タイプライターなんかを作るには少し時間がかかるだろうが、これならきっと比較的短い期間で済む。
「キラ……恐ろしく天才的な発想だ。それとも、君のいた世界ではこれがありふれた日常として存在するのか?」
むしろ時代遅れの文化として、印鑑レス推奨だったり身近にある本は電子書籍だったり、紙媒体であってもそれを出力しているのはデジタルプリンターであったりするんだけど。……そんなことは言えない。
だって、どのような仕組みになっているのか片っ端から聞かれるに決まっている。そんな事を言われても、私はただの高校生だから原理もわからずに使っていただけなので、知るわけがない。

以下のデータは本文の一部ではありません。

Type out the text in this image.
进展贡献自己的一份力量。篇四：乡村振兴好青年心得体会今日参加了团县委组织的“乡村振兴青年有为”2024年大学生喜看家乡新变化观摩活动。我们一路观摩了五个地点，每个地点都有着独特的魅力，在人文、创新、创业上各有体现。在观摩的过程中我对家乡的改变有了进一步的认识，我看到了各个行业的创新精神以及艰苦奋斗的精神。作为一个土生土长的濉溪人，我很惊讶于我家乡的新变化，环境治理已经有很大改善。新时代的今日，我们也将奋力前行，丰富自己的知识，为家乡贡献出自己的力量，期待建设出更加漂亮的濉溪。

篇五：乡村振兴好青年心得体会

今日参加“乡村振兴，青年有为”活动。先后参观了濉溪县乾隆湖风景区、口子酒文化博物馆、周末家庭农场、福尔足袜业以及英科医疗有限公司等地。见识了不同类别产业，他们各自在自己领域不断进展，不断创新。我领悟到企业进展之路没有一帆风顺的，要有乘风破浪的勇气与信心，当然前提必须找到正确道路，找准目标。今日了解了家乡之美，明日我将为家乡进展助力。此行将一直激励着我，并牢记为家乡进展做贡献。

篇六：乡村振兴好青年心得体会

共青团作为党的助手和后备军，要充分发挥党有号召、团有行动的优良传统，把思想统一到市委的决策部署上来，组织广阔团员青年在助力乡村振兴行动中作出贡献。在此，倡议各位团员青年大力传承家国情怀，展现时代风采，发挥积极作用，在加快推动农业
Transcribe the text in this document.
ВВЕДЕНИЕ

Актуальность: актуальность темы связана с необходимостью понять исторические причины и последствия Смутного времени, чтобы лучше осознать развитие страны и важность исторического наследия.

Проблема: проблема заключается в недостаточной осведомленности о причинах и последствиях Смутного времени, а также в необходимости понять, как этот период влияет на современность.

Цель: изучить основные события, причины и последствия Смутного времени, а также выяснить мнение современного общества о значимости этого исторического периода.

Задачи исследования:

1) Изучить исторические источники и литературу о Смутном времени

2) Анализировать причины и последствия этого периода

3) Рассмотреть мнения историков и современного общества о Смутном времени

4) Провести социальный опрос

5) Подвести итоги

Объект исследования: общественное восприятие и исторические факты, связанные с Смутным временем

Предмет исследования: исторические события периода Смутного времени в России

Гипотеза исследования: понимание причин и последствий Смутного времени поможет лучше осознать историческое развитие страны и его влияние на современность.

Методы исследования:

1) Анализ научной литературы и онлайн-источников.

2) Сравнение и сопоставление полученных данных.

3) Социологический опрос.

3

「まぁ、そうですね。ありふれすぎて古く見えてしまう程、日常風景でした」
「……採用しよう。キラ、すぐにその話を今からこの部屋に来る女性にしてくれ」
リヒト様はそれだけ言うと手帳をしまって立ち上がり、部屋から出ていく。……私の返事も聞かずに。
「は? ……はぁ、まあ良いですけど」
リヒト様では無く別の女性に? と違和感を感じたが。……もしかすると、そういう方面の専門の職人がいるのかもしれない。
そんな風に考え呑気に待っていた私は、まさかその後修羅場になるなんて思ってもみなかったんです。